“There is also to be a cross, with a figure of Christ crucified upon it, either on the altar or near it, where it is clearly visible to the assembled congregation. It is appropriate that such a cross, which calls to mind for the faithful the saving Passion of the Lord, remain near the altar even outside of liturgical celebrations.” (GIRM 308).
In ancient times this was the basic Christian symbol used at the altar. It was used to lead the worshipping community into their gathering place it was placed in a prominent place for the rest of the ritual action. So it has remained, it is the primordial element shaping the community – think of the veneration paid to the newly unveiled cross at the Solemn Celebration of the Lord’s Passion on Good Friday. We make its sign every time we pray.

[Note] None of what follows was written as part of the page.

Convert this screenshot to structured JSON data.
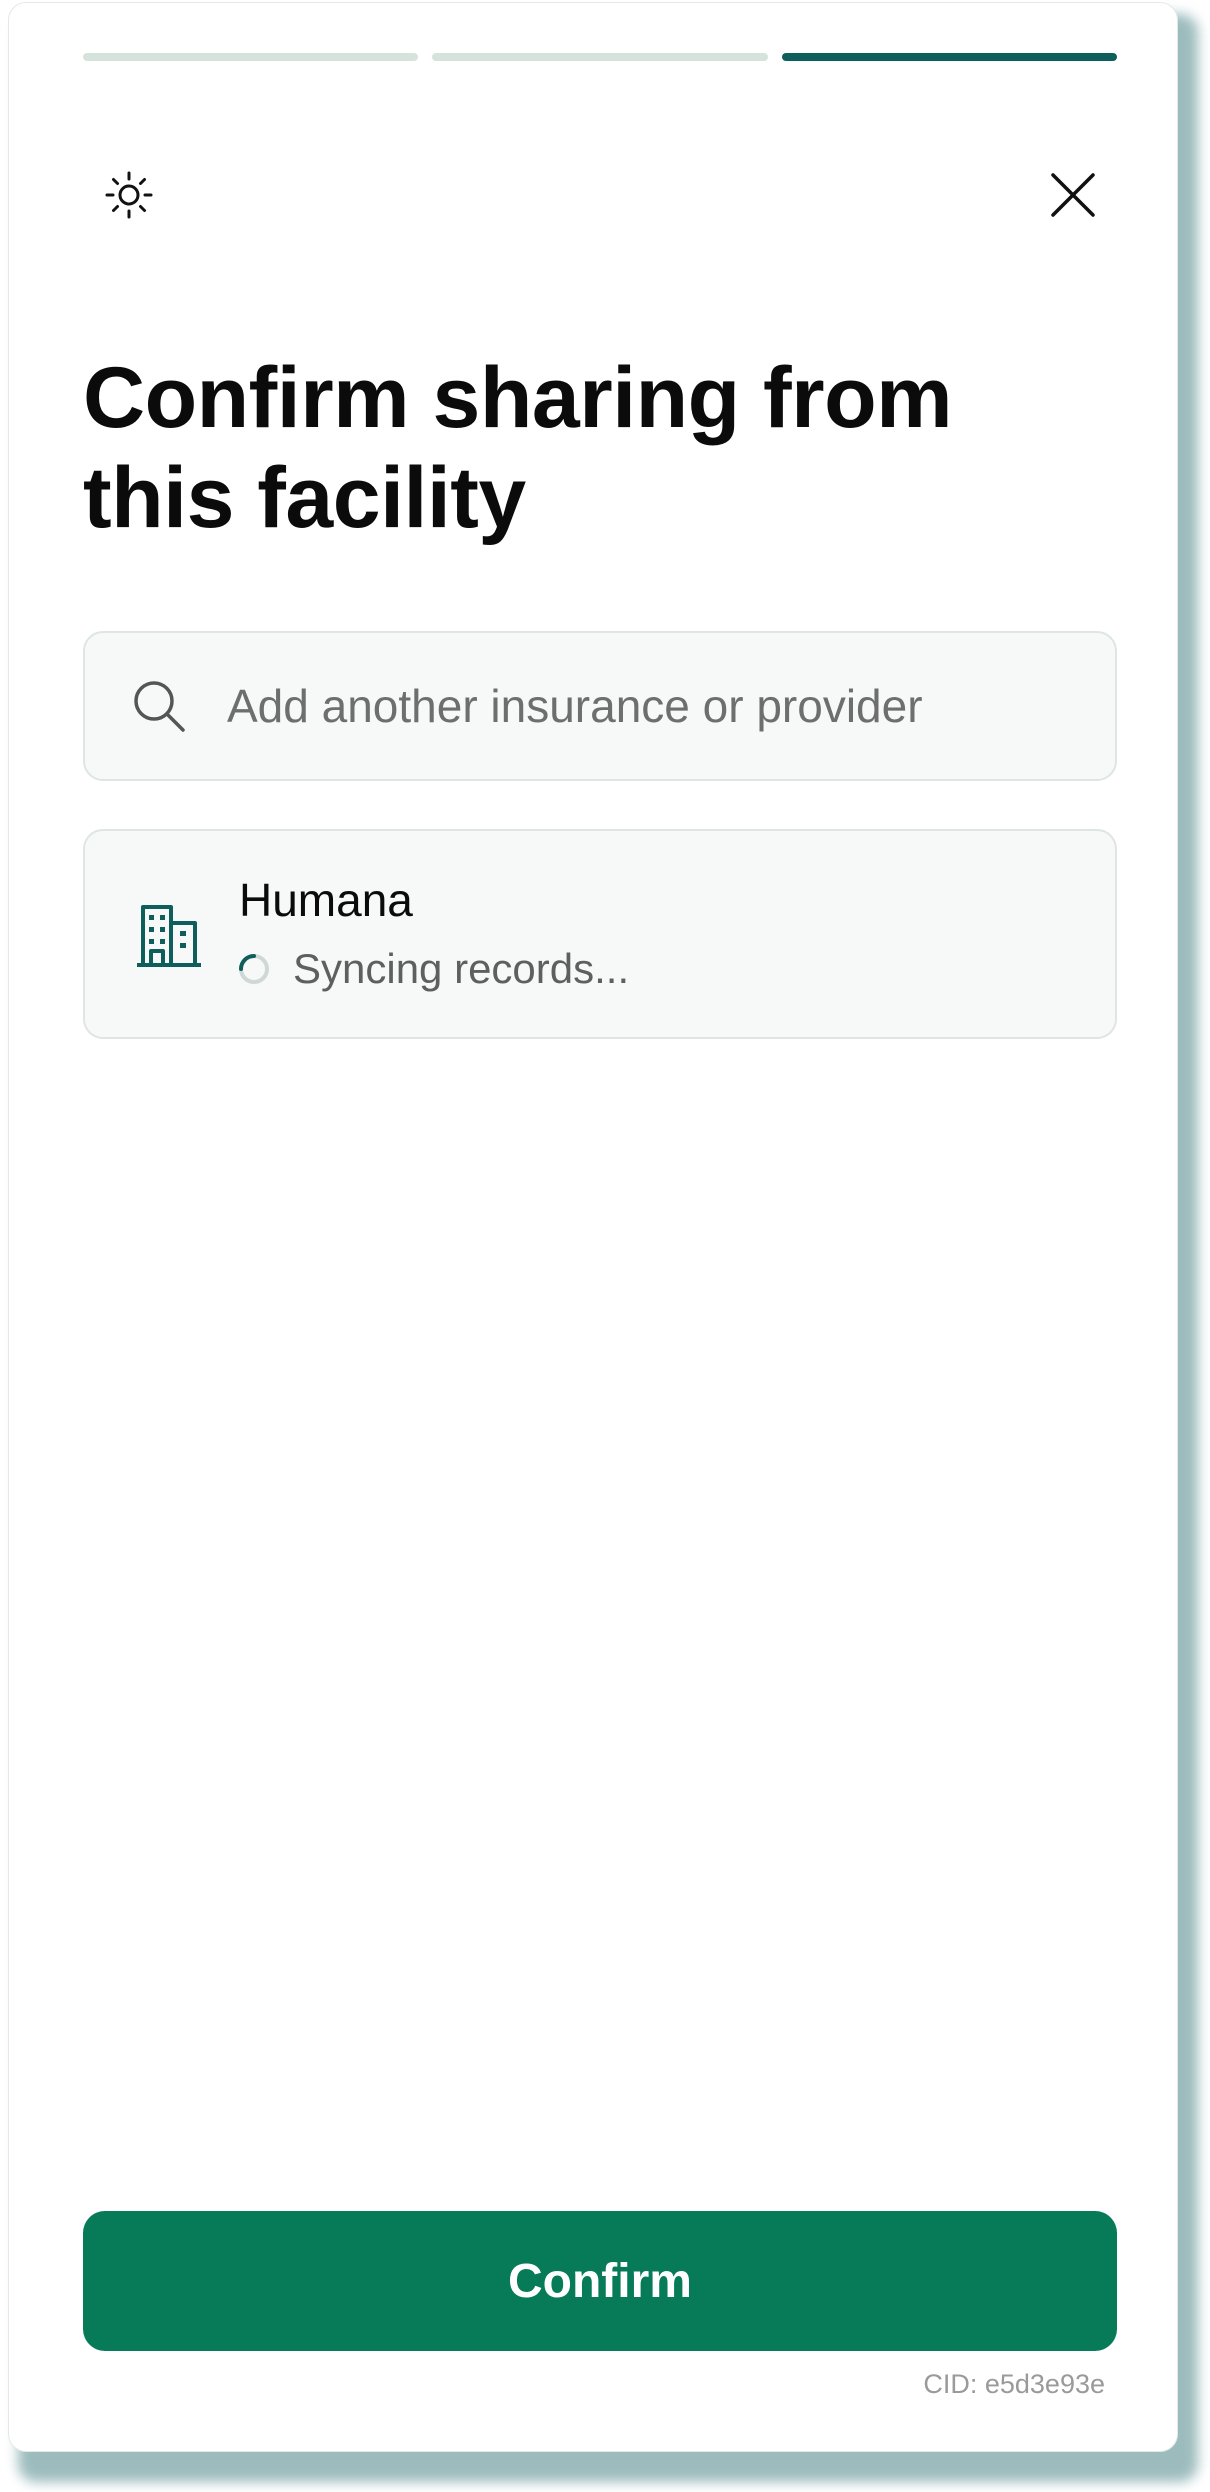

To be a crucifer you need one thing – muscles – it is a heavy and awkward object to carry, especially when you are exiting or entering the sacristy. Assuming that you have made it to the church porch without demolishing something, decapitating a fellow altar server or denting Father Paul’s car take up your position just inside the glass doors and wait for Mass to begin. Stand to one side so that people can still come in. If incense is not used it will be your job, along with the acolytes, to lead the entrance procession:
“The cross bearer carries the cross so that the figure of the crucifix always faces forward. The cross should be held firmly, reasonably high. The staff should be held away from the body. The lower part of the staff is held by the left hand; the upper part by the right hand, preferably at eye level. The cross bearer places the cross in its bracket or stand and never leave it leaning against a wall.” (Elliott CMRR 166).
On a signal from the MC form up into the procession. If incense is being used you will have the thurifer with the boat bearer on his/her left immediately in front of you, an acolyte on either shoulder and Deacon Michael with the Book of the Gospels immediately behind you. If you are leading the procession remember that everyone else will take their pace from you. Try to keep it constant and moderate. When you reach the sanctuary steps, bow to the altar and place the cross in its stand angled so that the figure faces the first pillar on the font side of the nave (between the twelfth and thirteenth Stations of the Cross). Do not try to genuflect when you are carrying the cross.
At the end of Mass, after Deacon Michael has said the dismissal (“Go in the peace of Christ” or similar) wait until Father Paul moves from the chair. Pick up the cross and with the figure still facing forwards, descend into the church accompanied by the acolytes. Turn to face the altar and wait for the rest of the sanctuary party to join you. How far back into the church you go will depend on the number of altar servers, clergy etc. Usually about two pews back is sufficient. When everyone has lined up, bowed to the altar and genuflected to the tabernacle turn and lead the procession out at a reasonable pace – and – remember to lower the cross as you go through the entrance of the church!